L’accident guette, idiot : la maladresse caractérise l’espèce humaine, comme la difficulté à se comprendre – mais pas l’impossibilité. La gaucherie générale se manifeste par un mauvais choix de sentier, un jeu qui tourne mal, des risques en voiture ou au travail. La nature y contribue : piqûres, orage et nid-de-poule, sapin tombé sur le toit. Dans Tombola, l’univers vibre avec une douce absurdité : « Immobile, la roue tourne » ; « Tiens ton esprit à l’écart de ton pied », on y trouve un record du monde de salade de fruits, une fausse poubelle pour appâter les ours, « un toucan et une corneille, apparemment en couple [qui vous] regardaient d’un œil mauvais ». Mais tous ces accidents sont peut-être des symptômes ; du malaise d’un père visité par sa fille après des années de brouille, de celui d’une paire de collègues mal assortis ou de randonneuses qui ne se sont pas choisies ; de la peur tapie entre les couches du monde : « Maintenant, Joanne craint d’être attaquée par un animal » ; « Maintenant, elle a peur : pas une peur panique, mais un degré hyper élevé de concentration et une contrainte dans la poitrine ».
Les héroïnes s’interrogent sur leur famille – pourquoi les parents de Willa enchaînaient-ils les photos nudistes devant des monuments ? Que faire du chalet de l’enfance ? Sur la vie en général : « Elle est adulte désormais. Les objectifs de l’éducation ont été atteints, un métier a été appris et maintenant quoi ? Quand est-ce que les choses importantes vont se produire ? Sûrement pas ce printemps ». Avec une ironie aussi délicate que jouissive pour le lecteur, Jérémie Gindre scrute des moments qui pourraient être nôtres, entre le burlesque et la gêne nés de l’impression de ne pas être tout à fait là où on l’aurait voulu. Le tourisme exacerbe ce sentiment : a-t-on bien fait ? cela en valait-il la peine ? Comment s’inscrire entre dépaysement et cliché ? entre proximité avec les autres et exaspération ?

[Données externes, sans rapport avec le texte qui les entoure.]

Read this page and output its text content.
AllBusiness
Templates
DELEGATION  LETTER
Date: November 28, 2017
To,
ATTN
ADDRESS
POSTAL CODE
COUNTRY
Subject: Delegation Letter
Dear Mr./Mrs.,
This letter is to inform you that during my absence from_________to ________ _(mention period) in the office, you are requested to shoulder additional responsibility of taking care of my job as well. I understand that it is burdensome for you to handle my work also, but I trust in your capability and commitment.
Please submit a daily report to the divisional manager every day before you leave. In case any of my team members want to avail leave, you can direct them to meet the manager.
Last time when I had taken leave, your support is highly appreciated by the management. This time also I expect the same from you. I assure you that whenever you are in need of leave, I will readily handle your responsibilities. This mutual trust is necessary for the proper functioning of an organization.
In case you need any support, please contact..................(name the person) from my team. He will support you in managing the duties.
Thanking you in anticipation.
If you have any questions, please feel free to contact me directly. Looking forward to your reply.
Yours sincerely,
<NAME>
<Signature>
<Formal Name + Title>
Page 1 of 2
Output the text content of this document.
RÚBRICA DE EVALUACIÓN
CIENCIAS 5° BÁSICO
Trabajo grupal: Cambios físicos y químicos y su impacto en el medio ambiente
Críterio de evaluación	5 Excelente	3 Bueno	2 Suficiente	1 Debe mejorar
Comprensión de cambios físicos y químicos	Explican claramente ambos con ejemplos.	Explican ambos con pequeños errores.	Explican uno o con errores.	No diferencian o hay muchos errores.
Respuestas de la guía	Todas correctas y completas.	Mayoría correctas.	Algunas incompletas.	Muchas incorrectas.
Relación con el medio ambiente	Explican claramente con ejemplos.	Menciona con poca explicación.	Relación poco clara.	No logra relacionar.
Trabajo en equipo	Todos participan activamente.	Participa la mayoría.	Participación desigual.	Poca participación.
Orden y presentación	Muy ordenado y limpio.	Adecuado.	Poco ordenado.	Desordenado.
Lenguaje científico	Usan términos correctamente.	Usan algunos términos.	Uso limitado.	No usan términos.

L’écriture de Jérémie Gindre suggère la profondeur du quotidien, la grandeur fugace de l’ordinaire, son potentiel romanesque sans avoir besoin de le hausser au-dessus de lui-même.
De petits riens deviennent extrêmement importants parce que l’esprit des héroïnes tourne à cent à l’heure pour nouer un accord avec le monde. Elles y arrivent plutôt bien : imparfaitement, certes, mais c’est déjà ça et ça permet d’avancer. Espe s’arrange avec le chalet familial, Charline comprend mieux sa cousine. Joanne finit par être celle qui voit les baleines. Et peut-être lors de la prochaine rando fera-t-il beau et Zita rencontrera-t-elle de vraies marmottes ? Une attention aiguë aux lieux révèle la dangereuse vacuité de ces vies et en même temps leur complexité, leur valeur, éclairées par le déport d’un voyage modéré. Après chaque nouvelle, la vie peut continuer sans drame, ou presque. Les fins restent ouvertes.
L’écriture de Jérémie Gindre suggère la profondeur du quotidien, la grandeur fugace de l’ordinaire, son potentiel romanesque sans avoir besoin de le hausser au-dessus de lui-même. Après le crépuscule, Zita se dit : « Ces plantes ont l’air plus vivantes la nuit que le jour. Je ne sais pas pourquoi. Elles ne font rien de spécial, mais c’est comme si je les surprenais en train de vivre ». Le plaisir qu’on tire de Tombola vient de ce que Jérémie Gindre arrive à surprendre ses personnages en train de vivre.